Now you must register the service provider when bootstrapping your Laravel application. Find the providers key in your config/app.php and register the Lada Cache Service Provider.

    'providers' => array(
        // ...
        Spiritix\LadaCache\LadaCacheServiceProvider::class,
    )

Finally, all your models must extend the Spiritix\LadaCache\Database\Model class. It's a good practice to create a base model class which extends the Lada Cache model and then gets extended by all your models.

class Post extends Spiritix\LadaCache\Database\Model {
    //
}

Don't try to only have specific models extending the Lada Cache model, it will result in unexpected behavior.

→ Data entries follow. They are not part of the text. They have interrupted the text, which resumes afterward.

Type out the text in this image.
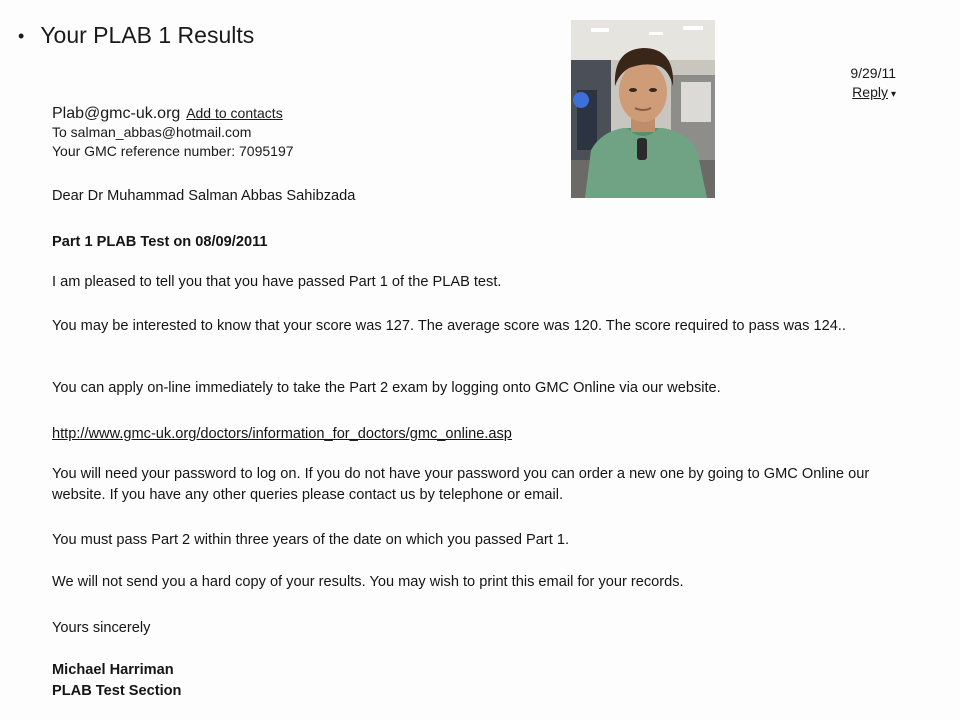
• Your PLAB 1 Results
9/29/11
Reply ▾
Plab@gmc-uk.org Add to contacts
To salman_abbas@hotmail.com
Your GMC reference number: 7095197
Dear Dr Muhammad Salman Abbas Sahibzada
Part 1 PLAB Test on 08/09/2011
I am pleased to tell you that you have passed Part 1 of the PLAB test.
You may be interested to know that your score was 127. The average score was 120. The score required to pass was 124..
You can apply on-line immediately to take the Part 2 exam by logging onto GMC Online via our website.
http://www.gmc-uk.org/doctors/information_for_doctors/gmc_online.asp
You will need your password to log on. If you do not have your password you can order a new one by going to GMC Online our website. If you have any other queries please contact us by telephone or email.
You must pass Part 2 within three years of the date on which you passed Part 1.
We will not send you a hard copy of your results. You may wish to print this email for your records.
Yours sincerely
Michael Harriman
PLAB Test Section
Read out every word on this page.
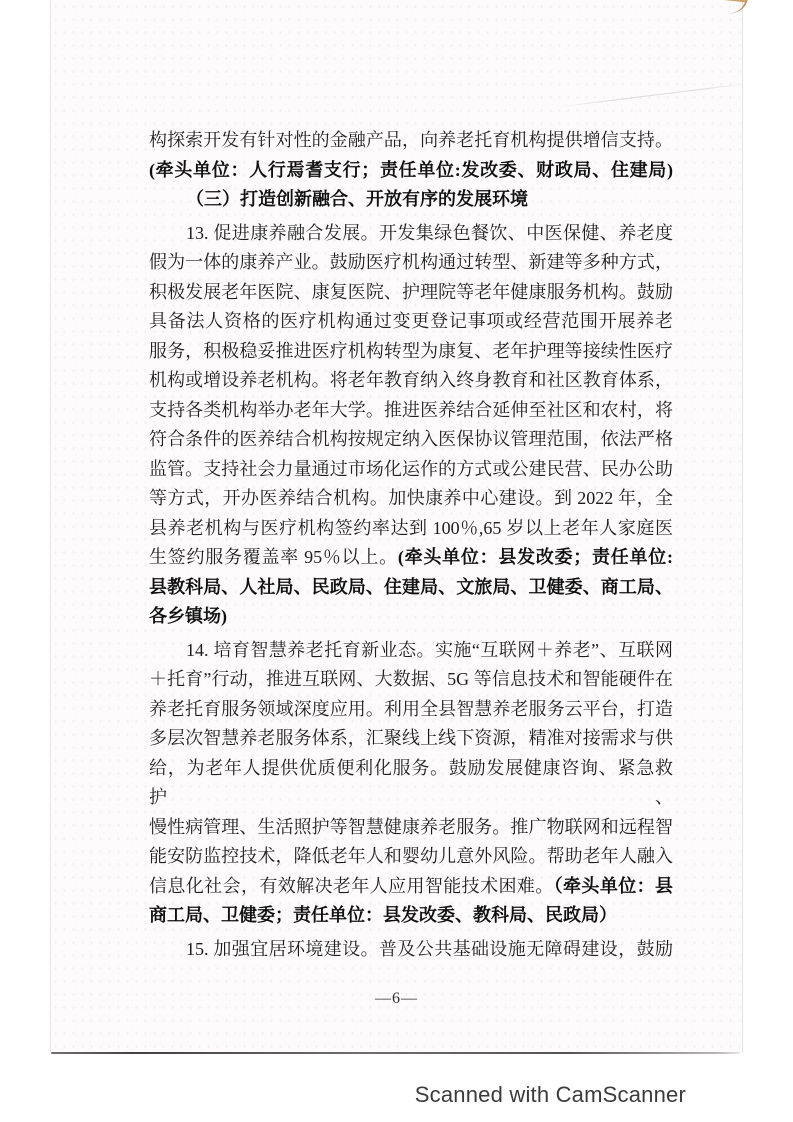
构探索开发有针对性的金融产品，向养老托育机构提供增信支持。
(牵头单位：人行焉耆支行；责任单位:发改委、财政局、住建局)
（三）打造创新融合、开放有序的发展环境
13. 促进康养融合发展。开发集绿色餐饮、中医保健、养老度
假为一体的康养产业。鼓励医疗机构通过转型、新建等多种方式，
积极发展老年医院、康复医院、护理院等老年健康服务机构。鼓励
具备法人资格的医疗机构通过变更登记事项或经营范围开展养老
服务，积极稳妥推进医疗机构转型为康复、老年护理等接续性医疗
机构或增设养老机构。将老年教育纳入终身教育和社区教育体系，
支持各类机构举办老年大学。推进医养结合延伸至社区和农村，将
符合条件的医养结合机构按规定纳入医保协议管理范围，依法严格
监管。支持社会力量通过市场化运作的方式或公建民营、民办公助
等方式，开办医养结合机构。加快康养中心建设。到 2022 年，全
县养老机构与医疗机构签约率达到 100％,65 岁以上老年人家庭医
生签约服务覆盖率 95％以上。(牵头单位：县发改委；责任单位:
县教科局、人社局、民政局、住建局、文旅局、卫健委、商工局、
各乡镇场)
14. 培育智慧养老托育新业态。实施“互联网＋养老”、互联网
＋托育”行动，推进互联网、大数据、5G 等信息技术和智能硬件在
养老托育服务领域深度应用。利用全县智慧养老服务云平台，打造
多层次智慧养老服务体系，汇聚线上线下资源，精准对接需求与供
给，为老年人提供优质便利化服务。鼓励发展健康咨询、紧急救护、
慢性病管理、生活照护等智慧健康养老服务。推广物联网和远程智
能安防监控技术，降低老年人和婴幼儿意外风险。帮助老年人融入
信息化社会，有效解决老年人应用智能技术困难。（牵头单位：县
商工局、卫健委；责任单位：县发改委、教科局、民政局）
15. 加强宜居环境建设。普及公共基础设施无障碍建设，鼓励
—6—
Scanned with CamScanner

In the configuration, you will find the possibility to include or exclude specific models.

Configuration

Use the following command to publish the lada-cache.phpconfig file to your configuration folder:

php artisan vendor:publish

Console commands

You may truncate the cache by running the following command:

php artisan lada-cache:flush

If you want to temporarily disable the cache (for example before running migrations), use these commands:

php artisan lada-cache:disable
php artisan lada-cache:enable

Known issues and limitations

  • Does not work with raw SQL queries. This would require an SQL parser to be implemented which is quite hard and very inefficient. As long as you are only using raw queries for reading data, it just won't get cached. Serious issues will only occur if you use raw queries for writing data (which you shouldn't be doing anyway).
  • Invalidation on row level does only work if you use id as column name for your primary keys.
  • The cache must be truncated manually after migrations are executed.

Contributing

Contributions in any form are welcome. Please consider the following guidelines before submitting pull requests:

  • Coding standard - It's mostly PSR-2 with some differences.
  • Add tests! - Your PR won't be accepted if it doesn't have tests.
  • Create feature branches - I won't pull from your master branch.

License

Lada Cache is free software distributed under the terms of the MIT license.